Тем временем Ришард Х. приподнял меня за волосы, вытащил из-за брючного ремня серебристый пистолет и приставил его к моему лбу.
— Хуже дерьма, — прошипел он. — Ты не стоишь даже того, чтобы спустить тебя в сортир.
Замахнувшись, он ударил меня по носу стволом. Я услышал, как внутри что-то сломалось. На пистолет и на тыльную сторону руки Ришарда Х. брызнула кровь.
— Мать твою, грязный плакса! — прокричал он.
Пистолет с новой силой припечатался к моему лбу.
— Я… — произнес я; во всяком случае, так думал я сам, но прозвучало лишь подобие сдавленного писка.
Мне невольно пришла на ум сцена из фильма, названия которого я не мог вспомнить: человек, стоя на коленях в лесу, просит пощады, ко лбу его приставлен пистолет. В фильме казнь так и не состоялась, персонаж, просивший пощады, произнес слова, заставившие их отступиться, а потом устроил страшную месть. Я задумался о том, что мог бы сказать сам — нечто такое, из-за чего Ришард Х. снова засунул бы пистолет за брючный ремень. Но в голову ничего не приходило.

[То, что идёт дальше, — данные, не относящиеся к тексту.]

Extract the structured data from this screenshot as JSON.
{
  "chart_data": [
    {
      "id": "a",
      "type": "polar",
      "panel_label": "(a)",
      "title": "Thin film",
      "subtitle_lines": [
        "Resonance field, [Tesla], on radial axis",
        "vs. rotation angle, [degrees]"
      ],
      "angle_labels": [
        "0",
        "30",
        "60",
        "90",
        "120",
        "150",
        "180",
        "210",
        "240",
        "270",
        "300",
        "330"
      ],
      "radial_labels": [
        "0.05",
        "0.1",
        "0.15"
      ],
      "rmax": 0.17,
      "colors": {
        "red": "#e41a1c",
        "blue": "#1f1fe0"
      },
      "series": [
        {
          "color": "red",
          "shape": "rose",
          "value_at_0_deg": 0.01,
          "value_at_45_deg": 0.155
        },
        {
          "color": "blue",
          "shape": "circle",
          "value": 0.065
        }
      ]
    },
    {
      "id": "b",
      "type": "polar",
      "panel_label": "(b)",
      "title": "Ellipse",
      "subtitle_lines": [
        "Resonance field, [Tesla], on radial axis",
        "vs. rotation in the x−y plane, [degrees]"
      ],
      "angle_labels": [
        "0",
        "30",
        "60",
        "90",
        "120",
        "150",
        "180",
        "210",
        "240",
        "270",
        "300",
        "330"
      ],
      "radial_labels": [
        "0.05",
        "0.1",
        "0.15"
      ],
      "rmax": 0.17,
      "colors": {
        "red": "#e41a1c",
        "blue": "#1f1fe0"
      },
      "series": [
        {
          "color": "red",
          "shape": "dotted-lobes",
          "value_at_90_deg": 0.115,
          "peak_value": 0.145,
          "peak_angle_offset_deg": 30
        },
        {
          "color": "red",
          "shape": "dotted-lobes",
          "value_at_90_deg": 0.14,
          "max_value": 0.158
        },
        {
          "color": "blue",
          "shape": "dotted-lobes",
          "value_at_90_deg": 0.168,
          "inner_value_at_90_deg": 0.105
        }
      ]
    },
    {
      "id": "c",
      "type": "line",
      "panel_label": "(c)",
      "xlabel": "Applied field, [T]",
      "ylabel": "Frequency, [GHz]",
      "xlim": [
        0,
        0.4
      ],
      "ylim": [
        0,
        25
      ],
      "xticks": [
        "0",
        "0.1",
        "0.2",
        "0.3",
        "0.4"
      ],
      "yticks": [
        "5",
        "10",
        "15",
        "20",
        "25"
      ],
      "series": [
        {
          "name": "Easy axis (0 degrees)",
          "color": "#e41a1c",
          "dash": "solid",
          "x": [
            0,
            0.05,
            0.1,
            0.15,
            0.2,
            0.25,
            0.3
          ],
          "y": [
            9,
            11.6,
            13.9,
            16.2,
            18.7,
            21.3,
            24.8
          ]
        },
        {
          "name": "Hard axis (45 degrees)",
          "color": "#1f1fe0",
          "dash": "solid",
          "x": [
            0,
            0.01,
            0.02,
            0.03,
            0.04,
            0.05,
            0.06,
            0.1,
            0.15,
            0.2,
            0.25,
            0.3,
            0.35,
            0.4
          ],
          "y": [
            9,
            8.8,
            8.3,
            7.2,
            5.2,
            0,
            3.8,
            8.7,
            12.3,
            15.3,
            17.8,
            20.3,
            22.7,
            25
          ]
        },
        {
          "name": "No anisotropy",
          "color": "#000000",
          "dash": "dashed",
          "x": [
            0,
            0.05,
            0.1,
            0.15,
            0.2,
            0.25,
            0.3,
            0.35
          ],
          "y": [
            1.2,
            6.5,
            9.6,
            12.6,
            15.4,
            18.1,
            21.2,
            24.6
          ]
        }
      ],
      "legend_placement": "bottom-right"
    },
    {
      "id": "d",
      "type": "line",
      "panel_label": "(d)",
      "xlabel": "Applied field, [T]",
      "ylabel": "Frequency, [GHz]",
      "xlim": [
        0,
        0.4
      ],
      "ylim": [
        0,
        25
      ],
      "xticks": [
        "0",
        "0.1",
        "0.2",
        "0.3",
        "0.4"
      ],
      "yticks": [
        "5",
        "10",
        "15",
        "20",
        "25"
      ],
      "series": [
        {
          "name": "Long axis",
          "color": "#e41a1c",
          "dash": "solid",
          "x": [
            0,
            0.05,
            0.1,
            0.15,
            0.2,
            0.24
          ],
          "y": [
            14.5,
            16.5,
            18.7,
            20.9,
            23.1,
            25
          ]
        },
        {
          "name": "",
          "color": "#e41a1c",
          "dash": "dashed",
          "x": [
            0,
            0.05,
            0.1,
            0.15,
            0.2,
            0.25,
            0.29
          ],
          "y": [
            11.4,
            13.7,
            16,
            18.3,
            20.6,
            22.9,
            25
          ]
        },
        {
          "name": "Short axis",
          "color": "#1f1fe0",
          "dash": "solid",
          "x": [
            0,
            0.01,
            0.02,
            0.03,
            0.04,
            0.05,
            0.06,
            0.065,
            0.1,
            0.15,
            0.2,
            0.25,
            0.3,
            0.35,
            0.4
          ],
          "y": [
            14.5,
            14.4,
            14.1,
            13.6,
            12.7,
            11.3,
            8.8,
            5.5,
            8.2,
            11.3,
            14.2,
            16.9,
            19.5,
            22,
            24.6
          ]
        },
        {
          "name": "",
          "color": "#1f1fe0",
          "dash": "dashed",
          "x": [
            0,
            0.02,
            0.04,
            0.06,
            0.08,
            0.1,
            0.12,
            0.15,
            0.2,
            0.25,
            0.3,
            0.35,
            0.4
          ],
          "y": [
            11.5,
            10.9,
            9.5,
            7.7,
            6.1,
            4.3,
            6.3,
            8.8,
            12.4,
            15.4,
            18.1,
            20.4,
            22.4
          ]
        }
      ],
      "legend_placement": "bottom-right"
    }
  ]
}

Вместо этого я подумал о жене, точнее, о ее словах, сказанных два года назад, когда она лежала в шезлонге. Я задался вопросом: что она в действительности будет делать, если я умру? Станет ли она плакать? Поднесет ли, вопреки всему , платочек к глазам, когда гроб с моими бренными останками будут опускать в могилу? А потом я подумал о сыне. Достаточно ли он взрослый, чтобы пережить меня благополучно? Точнее, достаточно ли он взрослый, чтобы жить дальше, не презирая меня во плоти и крови ? Не слишком ли рано, из-за моей насильственной смерти, презрение сменится чувством утраты и восхищением — восхищением, которое воспрепятствует его развитию как независимой личности, отдельной от его родителей?